[Date Prev][Date Next][Thread Prev][Thread Next][Date Index][Thread Index]
Re: [RFC PATCH 0/6] target/ppc: Improve 4xx and 440 tlbwe
From: |
Nicholas Piggin |
Subject: |
Re: [RFC PATCH 0/6] target/ppc: Improve 4xx and 440 tlbwe |
Date: |
Thu, 07 Dec 2023 14:22:06 +1000 |
On Thu Dec 7, 2023 at 11:35 AM AEST, BALATON Zoltan wrote:
> Hello,
>
> On Wed, 15 Nov 2023, BALATON Zoltan wrote:
> > On Tue, 14 Nov 2023, Nicholas Piggin wrote:
> >> Well I split out these patches and looked a bit closer and added
> >> a few more things.
> >>
> >> I think it may be a bit too much to do the optimisations for
> >> this release, because 4xx TLB flushing has some quirks too so
> >> it's not just simple implementation of 4xx scheme in 440. We
> >> could try for next time.
> >>
> >> The bug fix patch 1 maybe we should do.
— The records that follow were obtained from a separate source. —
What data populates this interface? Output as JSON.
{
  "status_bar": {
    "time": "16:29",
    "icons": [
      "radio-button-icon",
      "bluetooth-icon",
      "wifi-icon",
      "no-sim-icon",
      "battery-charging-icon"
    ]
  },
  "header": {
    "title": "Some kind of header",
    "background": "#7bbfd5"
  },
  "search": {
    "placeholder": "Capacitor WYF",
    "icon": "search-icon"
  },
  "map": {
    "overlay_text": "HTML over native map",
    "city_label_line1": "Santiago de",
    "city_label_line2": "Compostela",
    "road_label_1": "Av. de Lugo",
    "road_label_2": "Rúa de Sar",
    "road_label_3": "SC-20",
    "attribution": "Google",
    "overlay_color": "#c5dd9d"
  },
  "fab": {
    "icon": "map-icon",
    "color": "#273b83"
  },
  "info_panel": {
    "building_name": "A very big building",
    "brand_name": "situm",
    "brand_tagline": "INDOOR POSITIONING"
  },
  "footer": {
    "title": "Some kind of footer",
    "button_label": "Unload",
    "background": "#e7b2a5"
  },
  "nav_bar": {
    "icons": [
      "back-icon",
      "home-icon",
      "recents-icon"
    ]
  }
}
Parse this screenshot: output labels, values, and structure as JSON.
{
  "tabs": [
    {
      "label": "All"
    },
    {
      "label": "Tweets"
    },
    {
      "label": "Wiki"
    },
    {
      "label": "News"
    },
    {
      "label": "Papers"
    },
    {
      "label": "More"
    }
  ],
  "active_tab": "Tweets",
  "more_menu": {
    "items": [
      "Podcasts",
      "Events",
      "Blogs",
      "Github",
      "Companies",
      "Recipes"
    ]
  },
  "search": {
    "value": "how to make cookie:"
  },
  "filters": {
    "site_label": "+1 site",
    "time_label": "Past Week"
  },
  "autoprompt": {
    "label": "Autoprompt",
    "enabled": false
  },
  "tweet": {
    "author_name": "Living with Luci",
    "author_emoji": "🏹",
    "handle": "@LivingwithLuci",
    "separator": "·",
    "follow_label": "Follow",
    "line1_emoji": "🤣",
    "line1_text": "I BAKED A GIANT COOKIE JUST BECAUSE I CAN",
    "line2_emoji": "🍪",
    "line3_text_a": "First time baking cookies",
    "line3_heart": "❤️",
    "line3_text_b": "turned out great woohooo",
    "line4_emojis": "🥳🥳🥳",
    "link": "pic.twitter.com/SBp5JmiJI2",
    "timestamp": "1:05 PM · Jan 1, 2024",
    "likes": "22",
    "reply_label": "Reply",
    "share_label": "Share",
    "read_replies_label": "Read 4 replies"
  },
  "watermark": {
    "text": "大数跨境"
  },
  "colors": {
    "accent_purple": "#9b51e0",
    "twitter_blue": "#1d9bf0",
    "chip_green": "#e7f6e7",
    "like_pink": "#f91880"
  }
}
We haven't been able to
> >> confirm it fixes anything but there was mention of occasional
> >> random crashes.
> >
> > I did some quick testing of this series and found that patch 1 alone makes
> > it
> > slower but not known to fix any issue so I'd say don't commit just this
> > patch
> > without the rest. The current version works enoigh so we can live with that
> > until the next version. With the other patches it's faster and the last
> > patch
> > does make a difference, it makes it a bit faster. I did not record the
> > numbers and only did one measurement so it's only approximate but unless
> > you
> > plan to take the whole series now then keep patch 1 for next devel cycle as
> > well.
>
> We've done some more experiments and I've collected some numbers now. The
> test was running lame to convert a wav file to mp3 right after boot and
> then get "info jit" after it finished. The same executable runs on
> pegasos2 and sam460ex so we can compare these before and after this series
> and to pegasos2 as well. These were run on the same host machine so the
> numbers should be comparable. (This test is also hitting the slow FPU
> emulation on PPC target that's another reason it runs slowly.)
>
> On pegasos2 I get:
>
> Encoding as 44.1 kHz j-stereo MPEG-1 Layer III VBR(q=2)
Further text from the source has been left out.